In this month's On the Money, I presented an eye-opening glimpse into our investment future using a very simple type of technical analysis.  Considering how significant - and imminent - are the potential dangers and opportunities it reveals, let's see what the probable scenarios mean for various types of asset, including an extended section this month on that least-loved investment class, CASH & SAVINGS. 




PROPERTY

  • If stocks survive the next one-to-two years then begin to advance, foreshadowing a sustained recovery in the economy, house prices will likely move higher.  That is not, however, the most probable historical scenario - see charts and analysis in this month's On the Money blog.

  • Right now, the UK market is topping out.  Both the Nationwide and Halifax indexes registered falls in February.


  • Our situation is mirrored in the US, where prices and sales are beginning to fall once again

  • US commercial property is on the edge of a cliff - and hundreds of banks are lined up like sitting ducks on the rocks below.  Elizabeth Warren of the Congressional Oversight Panel gives this simple, jargon-free introduction to her recent alarming report:



      

    BONDS


    • Whether this bubble is set to burst or just pause a while before bubbling up further, now is a perilous time to buy

    • UK gilts remain unattractive: while worries about our government debt increase, bond traders are proving quick to sell as the pound tumbles  

    • I am looking for any large spike in yields in a crisis as a potential opportunity to buy UK gilts for the long term


    COMMODITIES

    • As mentioned here before, it remains all about the US Dollar; amidst the incessant talk of inflation it is creeping deflation that is now taking hold (see Cash below), and a continuation of that trend will see the dollar rise further and commodities in big trouble


    • The dollar now seems vulnerable to a pullback to its 200-day moving average currently around $78.68.  If so, we're likely to get a quick spike higher in GOLD...

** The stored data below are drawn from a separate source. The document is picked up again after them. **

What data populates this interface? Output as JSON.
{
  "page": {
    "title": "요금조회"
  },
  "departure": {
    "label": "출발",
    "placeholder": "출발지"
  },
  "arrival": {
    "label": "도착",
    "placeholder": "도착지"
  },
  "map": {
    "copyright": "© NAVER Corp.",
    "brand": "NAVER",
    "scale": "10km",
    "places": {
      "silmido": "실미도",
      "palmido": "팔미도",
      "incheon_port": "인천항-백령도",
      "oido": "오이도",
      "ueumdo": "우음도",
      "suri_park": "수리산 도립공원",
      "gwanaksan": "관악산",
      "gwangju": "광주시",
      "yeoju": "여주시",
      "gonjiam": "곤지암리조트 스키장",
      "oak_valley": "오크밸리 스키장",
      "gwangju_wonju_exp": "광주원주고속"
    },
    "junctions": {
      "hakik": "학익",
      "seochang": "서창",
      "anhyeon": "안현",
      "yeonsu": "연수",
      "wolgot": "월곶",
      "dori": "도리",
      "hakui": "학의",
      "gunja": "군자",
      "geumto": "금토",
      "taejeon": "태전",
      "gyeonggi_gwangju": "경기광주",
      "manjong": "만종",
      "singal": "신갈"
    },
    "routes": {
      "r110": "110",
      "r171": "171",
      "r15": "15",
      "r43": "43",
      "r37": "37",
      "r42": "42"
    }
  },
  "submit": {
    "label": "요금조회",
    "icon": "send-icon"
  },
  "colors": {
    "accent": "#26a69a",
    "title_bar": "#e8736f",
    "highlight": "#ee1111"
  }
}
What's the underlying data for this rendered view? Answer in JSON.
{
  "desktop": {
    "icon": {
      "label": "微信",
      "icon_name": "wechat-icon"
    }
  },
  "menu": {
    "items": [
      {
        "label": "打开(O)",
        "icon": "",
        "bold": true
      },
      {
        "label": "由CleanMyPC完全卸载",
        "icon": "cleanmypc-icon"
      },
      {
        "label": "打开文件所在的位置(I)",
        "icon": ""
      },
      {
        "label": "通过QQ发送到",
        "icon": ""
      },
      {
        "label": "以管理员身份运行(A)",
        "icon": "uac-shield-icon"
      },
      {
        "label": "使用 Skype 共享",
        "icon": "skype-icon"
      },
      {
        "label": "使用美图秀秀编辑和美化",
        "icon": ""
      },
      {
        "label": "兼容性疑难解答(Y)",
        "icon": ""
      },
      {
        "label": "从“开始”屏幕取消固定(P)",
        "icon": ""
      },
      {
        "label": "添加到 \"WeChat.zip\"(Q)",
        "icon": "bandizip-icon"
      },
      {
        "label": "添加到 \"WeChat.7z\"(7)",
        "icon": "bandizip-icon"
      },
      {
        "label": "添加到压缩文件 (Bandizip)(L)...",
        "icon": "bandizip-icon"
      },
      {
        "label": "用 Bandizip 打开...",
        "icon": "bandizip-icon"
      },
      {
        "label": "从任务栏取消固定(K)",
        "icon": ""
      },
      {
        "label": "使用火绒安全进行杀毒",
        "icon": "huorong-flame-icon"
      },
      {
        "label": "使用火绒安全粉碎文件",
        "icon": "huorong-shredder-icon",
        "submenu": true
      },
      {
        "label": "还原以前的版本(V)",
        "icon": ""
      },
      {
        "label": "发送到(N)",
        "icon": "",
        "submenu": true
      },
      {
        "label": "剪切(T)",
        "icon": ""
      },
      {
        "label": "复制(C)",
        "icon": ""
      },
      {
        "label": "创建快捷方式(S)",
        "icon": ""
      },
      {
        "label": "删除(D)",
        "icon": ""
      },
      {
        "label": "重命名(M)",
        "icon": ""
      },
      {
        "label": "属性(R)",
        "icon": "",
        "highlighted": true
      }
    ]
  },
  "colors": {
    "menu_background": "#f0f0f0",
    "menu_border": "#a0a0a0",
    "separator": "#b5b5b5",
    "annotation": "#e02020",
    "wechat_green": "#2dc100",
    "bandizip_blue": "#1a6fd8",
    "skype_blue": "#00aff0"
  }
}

    • While OIL could shoot up to $90, not good news for petrol prices or overall energy prices in a cash-strapped economy


    STOCKS

    • It's time to take a long hard look at the charts I detailed in my March On the Money post.  I'm posting them here again for your convenience and also include the years from 1947 - 1982 for further comparison:

     Dow Jones 1982 - 2010
    & the Rate of Change

    1947 - 1982
     1920 - 1948


    • Unless a strong burst higher materializes similar to the 1936 example or we find ourselves in a sudden crash scenario a la 1987 (both of which at this point seem unlikely) we will essentially trade sideways for some months; one or two more breaks to a new high are probable before a serious sell-off begins

    • The first of these new highs is close to being hit in the US and has already occured in the UK FTSE100.  We will probably take a few weeks to form a top, then drop back towards the lows we saw in February

    • I've now taken profits in the trade I described last month, which proved remarkably successful and pain-free, and will look to set up an aggressive short trade to take advantage of any coming downswing as and when signs of technical weakness appear. 




    CASH:

    INVESTMENT'S UGLY DUCKLING



    Boy, could an investment class get any uglier?


    If there's one whinge you hear more than any other these days when people talk money it's "my savings rate is crap."


    I know it is, Mrs Pugh.  Banks are laughing in the faces of their customers, offering pitiful rates to those savers who require instant access to their cash (which is of course 99% of us).  With inflation currently ticking up, money sitting in these accounts is actually eroding in value at a steady pace.


    But a few moments spent searching the monesphere - through comparison sites like moneysupermarket and moneysavingexpert in the UK, bankrate in the US - will open up lots of alternatives if you don't mind being a little more crafty and strategic in your search for a decent return. 


    For example, Santander (who now own what were once Abbey and Alliance & Leicester) have just set up an instant access ISA offering a market-busting, virtually-guaranteed-not-to-fall one-year rate of 3.5%.  If there isn't a stampede into this account I'll eat my bonus.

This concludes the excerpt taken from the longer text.